Greenpeace believes that the Mediterranean tuna fishery is now totally out of control, with one of the highest rates of illegal fishing in the world. (6)
Greenpeace has welcomed the request by Turkey to include bluefin tuna management on the agenda of next month’s ICCAT conference and the call by the US chair of ICCAT for a moratorium on the Eastern Atlantic and Mediterranean bluefin tuna fishery.
“ICCAT Members have shown they are simply not managing the bluefin tuna fishery. The industry has been emptying the Mediterranean Sea of bluefin tuna before their very eyes. The fishery must be closed before it is too late, and remain closed until the tuna population recovers,” continued Losada.
On the basis of the precautionary principle, Greenpeace is calling on ICCAT Parties to close the northern bluefin tuna fishery until proper management is in place.
A range of other measures are needed, however.

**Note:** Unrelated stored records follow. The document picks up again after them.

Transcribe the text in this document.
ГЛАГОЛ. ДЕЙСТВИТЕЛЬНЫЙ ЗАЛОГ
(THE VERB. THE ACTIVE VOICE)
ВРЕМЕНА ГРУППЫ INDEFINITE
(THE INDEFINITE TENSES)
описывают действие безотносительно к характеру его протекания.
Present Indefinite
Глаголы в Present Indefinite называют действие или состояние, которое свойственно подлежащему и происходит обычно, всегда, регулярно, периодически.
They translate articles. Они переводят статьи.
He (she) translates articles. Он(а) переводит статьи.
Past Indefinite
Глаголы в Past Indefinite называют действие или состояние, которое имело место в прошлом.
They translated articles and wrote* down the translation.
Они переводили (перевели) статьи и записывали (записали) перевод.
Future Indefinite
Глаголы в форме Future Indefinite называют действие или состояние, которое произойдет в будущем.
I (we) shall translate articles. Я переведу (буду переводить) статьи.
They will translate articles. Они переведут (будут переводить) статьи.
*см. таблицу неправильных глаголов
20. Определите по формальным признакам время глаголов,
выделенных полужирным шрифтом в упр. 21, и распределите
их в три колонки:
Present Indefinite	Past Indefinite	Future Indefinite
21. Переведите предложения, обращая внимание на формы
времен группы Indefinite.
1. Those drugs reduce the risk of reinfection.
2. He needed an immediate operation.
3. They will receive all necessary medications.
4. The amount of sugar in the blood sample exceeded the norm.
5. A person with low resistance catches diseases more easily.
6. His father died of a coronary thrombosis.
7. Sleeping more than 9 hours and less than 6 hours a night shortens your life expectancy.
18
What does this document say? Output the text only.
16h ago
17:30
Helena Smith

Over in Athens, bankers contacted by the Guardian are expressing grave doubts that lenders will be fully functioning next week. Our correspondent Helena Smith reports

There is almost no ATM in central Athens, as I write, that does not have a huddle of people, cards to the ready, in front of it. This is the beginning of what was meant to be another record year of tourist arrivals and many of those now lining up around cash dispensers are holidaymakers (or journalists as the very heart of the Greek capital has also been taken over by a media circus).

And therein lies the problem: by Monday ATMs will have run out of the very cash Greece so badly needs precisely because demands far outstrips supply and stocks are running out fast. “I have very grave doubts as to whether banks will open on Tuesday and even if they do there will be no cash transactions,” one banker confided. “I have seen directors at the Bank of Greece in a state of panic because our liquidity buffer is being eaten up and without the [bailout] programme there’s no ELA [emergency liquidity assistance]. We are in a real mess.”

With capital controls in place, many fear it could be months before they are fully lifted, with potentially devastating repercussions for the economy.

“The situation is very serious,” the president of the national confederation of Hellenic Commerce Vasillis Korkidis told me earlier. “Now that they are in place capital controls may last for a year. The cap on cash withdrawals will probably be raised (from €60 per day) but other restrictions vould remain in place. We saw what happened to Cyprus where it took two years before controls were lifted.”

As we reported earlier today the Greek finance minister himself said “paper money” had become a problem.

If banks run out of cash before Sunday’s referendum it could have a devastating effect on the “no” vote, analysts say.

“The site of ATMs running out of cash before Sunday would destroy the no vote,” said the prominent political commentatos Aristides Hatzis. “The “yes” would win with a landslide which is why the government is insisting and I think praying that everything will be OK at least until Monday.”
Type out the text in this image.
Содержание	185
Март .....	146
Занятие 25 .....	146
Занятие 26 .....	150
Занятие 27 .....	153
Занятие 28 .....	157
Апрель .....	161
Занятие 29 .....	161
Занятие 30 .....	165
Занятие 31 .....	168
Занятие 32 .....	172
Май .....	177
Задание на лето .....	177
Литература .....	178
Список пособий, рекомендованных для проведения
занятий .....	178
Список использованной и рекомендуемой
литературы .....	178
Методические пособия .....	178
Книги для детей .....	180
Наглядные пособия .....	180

Greenpeace wants to see marine reserves established to protect tuna breeding areas, the advice of ICCAT scientists to be followed in setting the quota, the introduction of minimum size limits to allow the species to breed before being caught, fishing and farming capacities scaled back to sustainable quota levels, and the elimination of pirate fishing. (7)
Greenpeace is campaigning for a global network of fully-protected marine reserves covering 40 per cent of the world’s oceans as an essential way to protect the full range of marine life and restore the health of fish stocks.